Senator Frank Lasee (R-De Pere) introduced Senate Bill 286 on October 2. This bill proposes to change Wisconsin’s long standing, and flawed, “dog bite” statute. Under current law, Wis. Stat. § 174.02(1)(b) mandates double damages for dogs that cause injury to people, domestic animals, or property if they have previously done so. Current law does not take into account the severity or type of the damage done. For instance, a dog could cause minor property damage, which would count as the first bite, and then cause physical damage to an individual on the second bite. The owner would be liable for double damages in the same manner as an owner whose dog caused disfiguring personal injuries on both occasions despite the fact that the first owner had no notice their dog was capable of causing such damage. SB 286 is an attempt to remedy this unfairness.
The largest change is to the double damages provisions. Now an owner may be liable for double damages for injuries caused by their dog only if a dog bites a person with “sufficient force to break the skin and cause permanent physical scarring, or disfigurement” if the owner knew the dog had previously done so. This change ensures that dog owners will not unfairly have double damages triggered by minor damage to personal property.

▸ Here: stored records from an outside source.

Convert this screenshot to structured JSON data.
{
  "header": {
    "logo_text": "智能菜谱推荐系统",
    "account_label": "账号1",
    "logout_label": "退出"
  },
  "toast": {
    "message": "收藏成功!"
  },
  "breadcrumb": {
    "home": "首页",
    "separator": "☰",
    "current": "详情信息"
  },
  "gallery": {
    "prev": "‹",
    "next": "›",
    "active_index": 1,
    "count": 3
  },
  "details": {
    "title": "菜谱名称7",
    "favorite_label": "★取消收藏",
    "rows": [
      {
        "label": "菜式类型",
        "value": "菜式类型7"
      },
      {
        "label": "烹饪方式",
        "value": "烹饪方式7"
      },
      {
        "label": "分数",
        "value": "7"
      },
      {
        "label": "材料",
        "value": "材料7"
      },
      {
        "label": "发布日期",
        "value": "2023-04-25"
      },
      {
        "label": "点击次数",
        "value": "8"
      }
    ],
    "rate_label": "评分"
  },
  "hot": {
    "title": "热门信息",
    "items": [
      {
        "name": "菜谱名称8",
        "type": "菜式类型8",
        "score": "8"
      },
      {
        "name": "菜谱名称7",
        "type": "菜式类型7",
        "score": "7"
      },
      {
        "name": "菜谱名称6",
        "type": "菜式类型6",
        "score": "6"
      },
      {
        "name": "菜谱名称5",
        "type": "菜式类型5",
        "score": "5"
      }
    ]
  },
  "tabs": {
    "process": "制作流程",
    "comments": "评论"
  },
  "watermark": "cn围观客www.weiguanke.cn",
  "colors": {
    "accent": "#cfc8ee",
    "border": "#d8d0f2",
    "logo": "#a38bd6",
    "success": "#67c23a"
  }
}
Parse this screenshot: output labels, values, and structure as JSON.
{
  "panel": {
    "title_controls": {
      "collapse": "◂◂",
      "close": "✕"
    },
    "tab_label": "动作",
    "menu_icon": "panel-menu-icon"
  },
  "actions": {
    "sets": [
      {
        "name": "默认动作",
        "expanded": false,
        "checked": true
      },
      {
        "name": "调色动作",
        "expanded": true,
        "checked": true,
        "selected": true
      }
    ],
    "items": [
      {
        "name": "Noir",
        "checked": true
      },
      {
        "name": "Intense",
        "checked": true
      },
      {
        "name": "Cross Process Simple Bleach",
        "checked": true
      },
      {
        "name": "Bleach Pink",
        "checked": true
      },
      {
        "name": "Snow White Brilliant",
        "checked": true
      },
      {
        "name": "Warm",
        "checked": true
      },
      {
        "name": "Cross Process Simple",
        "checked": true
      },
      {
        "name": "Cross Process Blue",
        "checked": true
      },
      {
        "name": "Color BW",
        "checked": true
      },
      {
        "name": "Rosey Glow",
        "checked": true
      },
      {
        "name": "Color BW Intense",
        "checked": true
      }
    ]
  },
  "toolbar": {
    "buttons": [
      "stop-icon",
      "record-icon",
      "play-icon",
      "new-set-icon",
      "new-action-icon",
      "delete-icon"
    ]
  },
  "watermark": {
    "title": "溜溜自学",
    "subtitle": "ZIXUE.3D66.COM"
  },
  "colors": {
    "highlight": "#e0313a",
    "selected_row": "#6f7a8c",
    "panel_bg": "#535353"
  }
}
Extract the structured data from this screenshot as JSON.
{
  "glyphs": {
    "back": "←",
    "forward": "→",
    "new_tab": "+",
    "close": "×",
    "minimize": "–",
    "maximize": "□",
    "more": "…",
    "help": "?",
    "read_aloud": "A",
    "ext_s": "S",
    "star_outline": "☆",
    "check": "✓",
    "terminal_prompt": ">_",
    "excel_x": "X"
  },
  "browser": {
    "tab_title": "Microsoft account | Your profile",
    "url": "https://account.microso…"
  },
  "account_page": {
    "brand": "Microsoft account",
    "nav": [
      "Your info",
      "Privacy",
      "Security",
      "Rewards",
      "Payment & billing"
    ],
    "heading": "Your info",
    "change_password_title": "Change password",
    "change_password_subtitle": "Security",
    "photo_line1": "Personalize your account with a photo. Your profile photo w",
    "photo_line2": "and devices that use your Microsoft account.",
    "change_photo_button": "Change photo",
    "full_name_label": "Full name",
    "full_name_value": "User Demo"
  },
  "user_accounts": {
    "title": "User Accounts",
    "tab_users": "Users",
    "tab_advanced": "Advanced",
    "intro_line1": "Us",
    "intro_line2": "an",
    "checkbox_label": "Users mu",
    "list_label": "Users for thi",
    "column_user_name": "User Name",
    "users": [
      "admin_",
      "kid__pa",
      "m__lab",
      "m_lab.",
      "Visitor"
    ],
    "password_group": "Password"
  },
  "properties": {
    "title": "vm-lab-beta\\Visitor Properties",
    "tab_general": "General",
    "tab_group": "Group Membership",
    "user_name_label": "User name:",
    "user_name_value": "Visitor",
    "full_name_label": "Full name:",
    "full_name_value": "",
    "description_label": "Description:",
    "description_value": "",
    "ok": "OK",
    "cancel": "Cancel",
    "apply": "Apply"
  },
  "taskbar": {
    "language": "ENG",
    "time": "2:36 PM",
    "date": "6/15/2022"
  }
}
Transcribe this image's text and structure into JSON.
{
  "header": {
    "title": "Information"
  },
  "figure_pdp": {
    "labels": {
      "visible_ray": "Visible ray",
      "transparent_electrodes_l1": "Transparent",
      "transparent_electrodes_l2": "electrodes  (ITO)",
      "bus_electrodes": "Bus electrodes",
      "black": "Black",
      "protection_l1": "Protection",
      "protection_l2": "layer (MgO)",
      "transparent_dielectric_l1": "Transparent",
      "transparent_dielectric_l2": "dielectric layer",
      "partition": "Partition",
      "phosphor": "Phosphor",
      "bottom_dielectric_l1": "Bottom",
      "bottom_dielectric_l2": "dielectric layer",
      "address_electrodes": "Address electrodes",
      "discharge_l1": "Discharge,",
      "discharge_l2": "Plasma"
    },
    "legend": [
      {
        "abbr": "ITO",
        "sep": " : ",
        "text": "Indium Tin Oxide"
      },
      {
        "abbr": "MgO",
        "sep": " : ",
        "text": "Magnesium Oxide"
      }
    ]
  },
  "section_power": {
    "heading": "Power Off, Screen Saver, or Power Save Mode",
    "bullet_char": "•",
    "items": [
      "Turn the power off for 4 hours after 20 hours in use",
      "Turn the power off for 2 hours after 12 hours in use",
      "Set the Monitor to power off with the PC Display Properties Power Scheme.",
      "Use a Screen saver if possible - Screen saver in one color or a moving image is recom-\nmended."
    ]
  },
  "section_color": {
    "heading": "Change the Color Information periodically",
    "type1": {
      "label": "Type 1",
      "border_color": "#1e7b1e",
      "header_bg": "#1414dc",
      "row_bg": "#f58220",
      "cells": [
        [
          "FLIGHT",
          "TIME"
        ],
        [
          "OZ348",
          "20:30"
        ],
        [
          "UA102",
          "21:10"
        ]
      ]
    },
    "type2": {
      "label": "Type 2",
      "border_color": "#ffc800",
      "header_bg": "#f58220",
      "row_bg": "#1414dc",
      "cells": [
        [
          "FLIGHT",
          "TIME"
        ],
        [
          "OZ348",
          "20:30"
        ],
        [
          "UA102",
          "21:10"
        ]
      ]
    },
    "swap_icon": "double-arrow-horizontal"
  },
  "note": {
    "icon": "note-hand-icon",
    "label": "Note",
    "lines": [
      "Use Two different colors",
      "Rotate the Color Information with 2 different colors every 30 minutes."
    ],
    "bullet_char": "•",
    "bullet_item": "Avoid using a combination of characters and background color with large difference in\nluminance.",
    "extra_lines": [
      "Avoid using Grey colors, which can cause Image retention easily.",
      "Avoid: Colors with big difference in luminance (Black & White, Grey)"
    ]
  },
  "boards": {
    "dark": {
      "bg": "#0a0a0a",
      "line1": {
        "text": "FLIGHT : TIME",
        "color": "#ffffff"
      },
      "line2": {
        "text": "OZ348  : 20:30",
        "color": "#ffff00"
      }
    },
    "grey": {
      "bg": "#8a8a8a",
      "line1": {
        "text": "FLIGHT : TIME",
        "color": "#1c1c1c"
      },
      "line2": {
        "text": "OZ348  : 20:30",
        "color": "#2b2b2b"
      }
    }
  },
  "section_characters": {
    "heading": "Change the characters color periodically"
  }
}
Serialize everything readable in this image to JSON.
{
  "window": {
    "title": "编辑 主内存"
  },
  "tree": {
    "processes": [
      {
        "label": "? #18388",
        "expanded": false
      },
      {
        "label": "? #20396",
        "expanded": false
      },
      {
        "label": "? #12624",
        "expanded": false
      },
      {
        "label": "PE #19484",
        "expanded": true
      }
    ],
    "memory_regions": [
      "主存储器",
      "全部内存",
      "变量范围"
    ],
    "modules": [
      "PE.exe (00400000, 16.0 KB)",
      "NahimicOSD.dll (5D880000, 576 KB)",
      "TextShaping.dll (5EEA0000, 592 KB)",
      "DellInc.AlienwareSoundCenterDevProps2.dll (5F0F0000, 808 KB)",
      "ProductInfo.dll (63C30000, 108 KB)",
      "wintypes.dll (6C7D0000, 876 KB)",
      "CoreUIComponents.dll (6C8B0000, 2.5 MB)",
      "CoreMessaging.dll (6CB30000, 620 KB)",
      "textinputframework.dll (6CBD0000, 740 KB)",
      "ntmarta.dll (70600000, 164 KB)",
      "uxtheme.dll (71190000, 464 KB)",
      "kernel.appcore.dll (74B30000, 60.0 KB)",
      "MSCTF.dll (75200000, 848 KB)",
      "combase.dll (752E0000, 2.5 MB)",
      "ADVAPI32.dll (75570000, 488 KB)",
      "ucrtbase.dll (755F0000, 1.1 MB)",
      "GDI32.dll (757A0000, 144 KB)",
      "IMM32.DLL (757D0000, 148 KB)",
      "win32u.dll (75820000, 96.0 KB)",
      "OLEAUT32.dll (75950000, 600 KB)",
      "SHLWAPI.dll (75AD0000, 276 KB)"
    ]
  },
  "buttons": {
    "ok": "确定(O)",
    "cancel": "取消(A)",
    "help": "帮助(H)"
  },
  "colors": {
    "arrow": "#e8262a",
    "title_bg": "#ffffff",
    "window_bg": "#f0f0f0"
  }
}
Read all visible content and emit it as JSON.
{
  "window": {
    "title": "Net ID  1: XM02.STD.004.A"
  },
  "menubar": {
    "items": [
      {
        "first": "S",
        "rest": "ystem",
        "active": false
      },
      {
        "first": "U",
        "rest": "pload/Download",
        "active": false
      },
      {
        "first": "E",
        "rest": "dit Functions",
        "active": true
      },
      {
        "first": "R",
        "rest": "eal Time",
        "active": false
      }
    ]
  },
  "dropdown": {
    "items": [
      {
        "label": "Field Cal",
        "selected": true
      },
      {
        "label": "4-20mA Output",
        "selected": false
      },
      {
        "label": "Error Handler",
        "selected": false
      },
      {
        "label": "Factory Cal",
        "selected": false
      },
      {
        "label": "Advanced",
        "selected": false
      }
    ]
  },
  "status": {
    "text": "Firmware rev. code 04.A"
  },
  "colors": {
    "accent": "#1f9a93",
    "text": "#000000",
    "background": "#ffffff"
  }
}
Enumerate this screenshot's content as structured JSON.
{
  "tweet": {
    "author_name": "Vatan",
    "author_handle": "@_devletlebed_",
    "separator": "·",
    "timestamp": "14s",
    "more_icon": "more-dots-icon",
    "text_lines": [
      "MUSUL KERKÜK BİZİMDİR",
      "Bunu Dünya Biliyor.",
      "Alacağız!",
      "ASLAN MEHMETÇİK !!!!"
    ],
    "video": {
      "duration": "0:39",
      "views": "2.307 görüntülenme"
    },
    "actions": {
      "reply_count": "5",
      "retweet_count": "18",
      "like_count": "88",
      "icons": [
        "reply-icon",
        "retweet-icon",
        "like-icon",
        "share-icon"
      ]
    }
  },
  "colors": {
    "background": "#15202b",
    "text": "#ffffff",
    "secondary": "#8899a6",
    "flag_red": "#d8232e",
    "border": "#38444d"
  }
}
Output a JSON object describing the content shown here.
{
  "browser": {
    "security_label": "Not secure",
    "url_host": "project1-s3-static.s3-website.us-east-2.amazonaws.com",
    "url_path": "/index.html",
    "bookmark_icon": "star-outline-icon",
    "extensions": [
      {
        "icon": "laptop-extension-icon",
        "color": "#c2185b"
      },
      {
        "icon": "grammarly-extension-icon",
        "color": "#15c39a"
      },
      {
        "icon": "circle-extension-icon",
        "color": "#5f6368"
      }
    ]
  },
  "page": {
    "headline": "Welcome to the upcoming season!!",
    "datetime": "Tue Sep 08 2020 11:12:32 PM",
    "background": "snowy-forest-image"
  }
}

The bill also increases the monetary forfeiture a court can level against owners for damage caused by a dog. Under current law for first time damage to “a person, domestic property, deer, game birds or the nests of eggs of game birds” the maximum forfeiture is $500. Under the bill it is raised to $2,500. Under current law the maximum penalty for subsequent acts is $1,000. Under the bill it is raised to $5,000.
SB 286 also changes who can request a court to order that a dog be killed. Under current law only the state or a municipality may ask a court to order a dog be killed if the dog caused serious injury to a person or domestic animal on at least two separate occasions. Under this bill in addition to the state and municipality being able to make this request, a person injured by the dog or whose child was injured by the dog, or whose domestic animal was injured by the dog may also make this request.
SB 286 received a public hearing in the Senate Committee on Insurance, Housing, and Trade on October 6 and was passed by the committee on a vote of 5-0 on October 15. The State Senate subsequently passed the bill on October 20. The bill has been placed on the Assembly calendar for November 3.